Similar to our FLICA® probes, but optimized for whole live animal imaging, SR in vivo probes are non-cytotoxic fluorescent inhibitors of caspases. ICT’s Red Fluorescent SR In vivo Poly (active) Caspase (VAD) Assay inhibitor probe contains the preferred binding sequence for all caspases, Val-Ala-Asp (VAD). This preferred poly caspase tripeptide binding sequence is labeled at the amino terminus end with a sulforhodamine B (SR) dye and linked at the carboxyl end to a fluoromethyl ketone (FMK) reactive entity. The resulting cell permeant, fluorescent molecule, SR-VAD-FMK, optimally excites at 550-580 nm and emits at 590-600 nm. The spectra for the probe is shown in Figure 1.

Apoptosis is an evolutionarily conserved process of programmed cell suicide. It is centered on a cascade of proteolytic enzymes called caspases that are triggered in response to pro-apoptotic signals. Like most other proteases, caspases are synthesized as pro-form precursors that undergo proteolytic maturation, either autocatalytically or in a cascade by enzymes with similar specificity. Active caspase enzymes consist of two large (~20 kD) and two small (~10 kD) subunits that non-covalently associate to form a two heterodimer, tetrameric active caspase. Once activated, caspases cleave protein substrates leading to the eventual disassembly of the cell. Caspases have been identified in organisms ranging from C. elegans to humans. Mammalian caspases play distinct roles in both apoptosis and inflammation.

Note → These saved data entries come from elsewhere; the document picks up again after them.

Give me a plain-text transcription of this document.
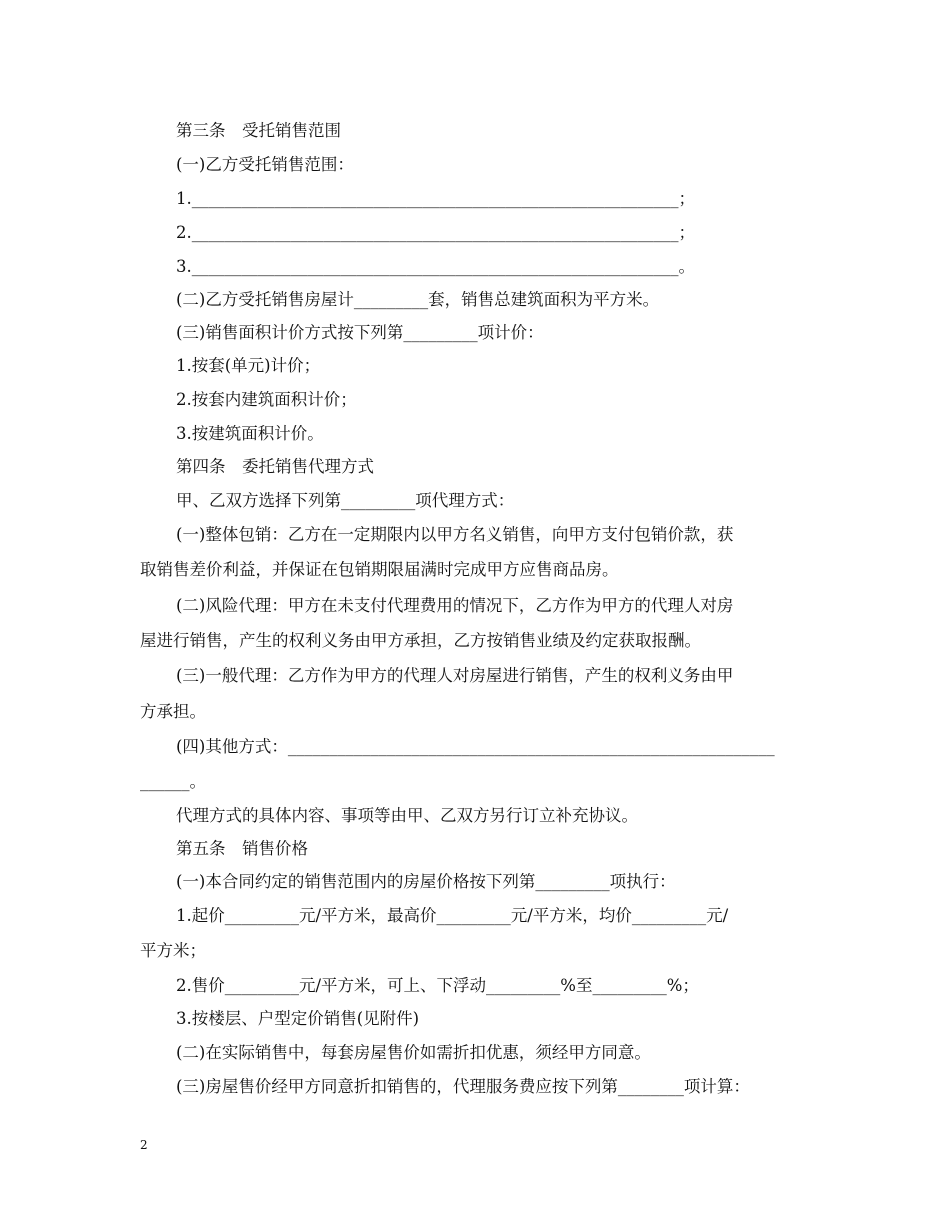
第三条　受托销售范围
(一)乙方受托销售范围：
1.___________________________________________________________；
2.___________________________________________________________；
3.___________________________________________________________。
(二)乙方受托销售房屋计_________套，销售总建筑面积为平方米。
(三)销售面积计价方式按下列第_________项计价：
1.按套(单元)计价；
2.按套内建筑面积计价；
3.按建筑面积计价。
第四条　委托销售代理方式
甲、乙双方选择下列第_________项代理方式：
(一)整体包销：乙方在一定期限内以甲方名义销售，向甲方支付包销价款，获
取销售差价利益，并保证在包销期限届满时完成甲方应售商品房。
(二)风险代理：甲方在未支付代理费用的情况下，乙方作为甲方的代理人对房
屋进行销售，产生的权利义务由甲方承担，乙方按销售业绩及约定获取报酬。
(三)一般代理：乙方作为甲方的代理人对房屋进行销售，产生的权利义务由甲
方承担。
(四)其他方式：___________________________________________________________
______。
代理方式的具体内容、事项等由甲、乙双方另行订立补充协议。
第五条　销售价格
(一)本合同约定的销售范围内的房屋价格按下列第_________项执行：
1.起价_________元/平方米，最高价_________元/平方米，均价_________元/
平方米；
2.售价_________元/平方米，可上、下浮动_________%至_________%；
3.按楼层、户型定价销售(见附件)
(二)在实际销售中，每套房屋售价如需折扣优惠，须经甲方同意。
(三)房屋售价经甲方同意折扣销售的，代理服务费应按下列第________项计算：
2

The kit provides a simple yet accurate method to detect caspase activity in vivo. To label cells containing elevated levels of active caspases, inject the probe intravenously and let it circulate ~60 minutes. Because the reagent is cell-permeant, it readily diffuses in and out of all cells it encounters as it circulates throughout the body. If there are active caspase enzymes inside a cell, the reagent will form an irreversible covalent bond with a reactive cysteine on the large subunit of the caspase heterodimer, thereby inhibiting further enzymatic activity. The bound reagent probe will remain inside the cell as long as the cell membrane is intact. Any unbound probe is removed from the circulation of the animal in about an hour. Additional time may be needed for the probe to clear other tissues. The remaining red fluorescent signal in the tissue after unbound probe has cleared is a direct measure of caspase activity that occurred at the time the reagent was injected. Apoptotic cells will retain a higher concentration of the probe and fluoresce brighter than non-apoptotic cells. There is no interference from pro-caspases or inactive forms of the enzyme. If the treatment is causing cell death via apoptosis, apoptotic cells will have an elevated level of caspase activity relative to non-apoptotic or negative control cells and fluoresce red with the probe. After labeling with probe, excised tissues can be counter-stained with other reagents and fixed or frozen.

Once the animals have been injected with probe and excess unbound probe has cleared from the body of the animal, the tissues are ready for analysis and no further staining is necessary. Because the probe is a direct stain, it eliminates any false positives that may arise from manipulation of the tissue. This gives a true representation of the induction of apoptosis in vivo as a result of the experimental condition. Tissues can be viewed directly through a window chamber system or other accessible cavity, or thin tissue sections can be prepared after sacrificing the animal. Tissues labeled with probe can be counter-stained with other reagents such as DAPI and fixed or frozen for future analysis. The fluorescence intensity can be quantified by excising the tissue and analyzing cells with a flow cytometer. The probe optimally excites at 550-580 nm and has a peak emission at 590-600 nm (Figure 1).